Researchers have very different visions of what a 3D Internet will look like. Most agree it would not eliminate the Web as we know it. Rather, it will be possible to move back and forth between Web sites and virtual worlds, just as we now switch between reading a news article and watching a video clip on YouTube. For searching or reading text, today's sites work fine and will continue to do so. But a 3D Internet could make possible a virtual version of activities you might do in real life with like-minded people. You could buy tickets to a baseball game on a standard Web site, for instance, but then go to a stadium in a separate virtual world to meet up with your friends and watch the game (at a lower price than the real thing, one hopes).
Exploring real estate or anything spatial is another area where 3D might make sense, says Thomas W. Malone, a management professor at Massachusetts Institute of Technology. Before booking a hotel room or renting an apartment, you could walk through a realistic digital version of the property and look at it from any perspective you want or check out a few blocks in the surrounding neighborhood. That should be a big improvement over the wide-angle video tours on today's hotel and real estate Web sites.
Still, something as simple as taking your avatar from one Web site to another requires the back-end technology of different sites to communicate in a lingua franca.
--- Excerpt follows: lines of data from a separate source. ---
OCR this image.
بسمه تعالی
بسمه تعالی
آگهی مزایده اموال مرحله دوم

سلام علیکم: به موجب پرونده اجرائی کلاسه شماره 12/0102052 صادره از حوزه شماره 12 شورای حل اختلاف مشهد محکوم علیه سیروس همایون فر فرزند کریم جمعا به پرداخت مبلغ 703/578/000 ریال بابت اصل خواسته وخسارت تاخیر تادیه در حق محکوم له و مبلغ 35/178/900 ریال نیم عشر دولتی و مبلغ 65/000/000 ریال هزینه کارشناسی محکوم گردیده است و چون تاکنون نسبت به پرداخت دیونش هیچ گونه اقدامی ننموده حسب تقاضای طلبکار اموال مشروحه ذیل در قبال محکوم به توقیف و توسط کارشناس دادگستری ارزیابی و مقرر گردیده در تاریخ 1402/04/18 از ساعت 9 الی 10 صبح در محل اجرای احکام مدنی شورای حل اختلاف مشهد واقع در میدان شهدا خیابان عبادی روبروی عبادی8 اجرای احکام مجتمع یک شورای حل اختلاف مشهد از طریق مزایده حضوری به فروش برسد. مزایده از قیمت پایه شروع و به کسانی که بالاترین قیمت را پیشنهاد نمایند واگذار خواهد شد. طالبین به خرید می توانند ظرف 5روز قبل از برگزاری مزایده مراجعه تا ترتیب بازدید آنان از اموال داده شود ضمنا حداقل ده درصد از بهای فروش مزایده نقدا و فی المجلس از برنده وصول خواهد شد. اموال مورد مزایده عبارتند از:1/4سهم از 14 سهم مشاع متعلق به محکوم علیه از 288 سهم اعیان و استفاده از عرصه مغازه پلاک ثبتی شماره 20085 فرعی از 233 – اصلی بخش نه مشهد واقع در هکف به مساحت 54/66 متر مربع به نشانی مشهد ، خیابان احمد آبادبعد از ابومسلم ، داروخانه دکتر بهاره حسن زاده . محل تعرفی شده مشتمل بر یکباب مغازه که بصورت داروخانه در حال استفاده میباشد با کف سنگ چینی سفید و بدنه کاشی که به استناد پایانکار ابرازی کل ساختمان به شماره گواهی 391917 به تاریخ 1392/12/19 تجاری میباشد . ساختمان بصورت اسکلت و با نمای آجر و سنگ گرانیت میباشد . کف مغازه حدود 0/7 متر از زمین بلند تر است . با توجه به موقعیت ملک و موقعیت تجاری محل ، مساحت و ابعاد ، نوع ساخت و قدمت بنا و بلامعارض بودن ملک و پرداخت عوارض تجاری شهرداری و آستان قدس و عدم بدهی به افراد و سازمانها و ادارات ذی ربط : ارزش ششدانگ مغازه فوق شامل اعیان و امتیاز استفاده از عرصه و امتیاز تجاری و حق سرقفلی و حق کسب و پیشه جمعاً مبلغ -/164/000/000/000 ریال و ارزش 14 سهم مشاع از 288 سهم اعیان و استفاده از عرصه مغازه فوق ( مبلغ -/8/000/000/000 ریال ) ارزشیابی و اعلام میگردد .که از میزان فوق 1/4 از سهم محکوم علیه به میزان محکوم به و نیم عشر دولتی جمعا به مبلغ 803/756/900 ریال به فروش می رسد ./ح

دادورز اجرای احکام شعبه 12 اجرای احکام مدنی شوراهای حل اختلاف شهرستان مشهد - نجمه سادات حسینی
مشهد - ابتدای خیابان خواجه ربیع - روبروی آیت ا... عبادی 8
And portable avatars raise a host of legal considerations about who owns them once they're on the move--the user or the companies that own the originating site. "It may make sense not to move the whole avatar, but just the important characteristics," says Sandy Kearney, IBM's global head of 3D Internet.
Practically speaking, it could mean that when you move from a social networking site such as MySpace (NWS ) into a virtual world like There.com, your list of friends and your basic details (gender, age, ethnicity) move, too. Or it could mean that you appear as a cartoony purple-haired digital person in a social virtual world but that your outfit morphs into a corporate suit when you enter your employer's 3D site.
For now, some companies are focusing on making less complicated digital objects, such as buildings, "moveable" across the Web. In 2006, Google acquired the company that created Sketch-Up, a design tool that lets the masses create 3D objects and import them into applications such as Google Earth. Google Earth also supports a file format called COLLADA, originally developed by Sony Corp. (SNE ) for PlayStation. Now Google, Apple, DaimlerChrysler (DCX ), Nokia (NOK ), Intel (INTC ), and others support COLLADA, too.
Those may turn out to be important first steps toward a broader 3D Web. Google is already working to connect the 250 million users of Google Earth to make it more of a social networking space, says Peter Birch, a Google product manager. Today, enthusiasts chat and network in separate discussion boards and blogs. Tomorrow, they may take that conversation out into the virtual street.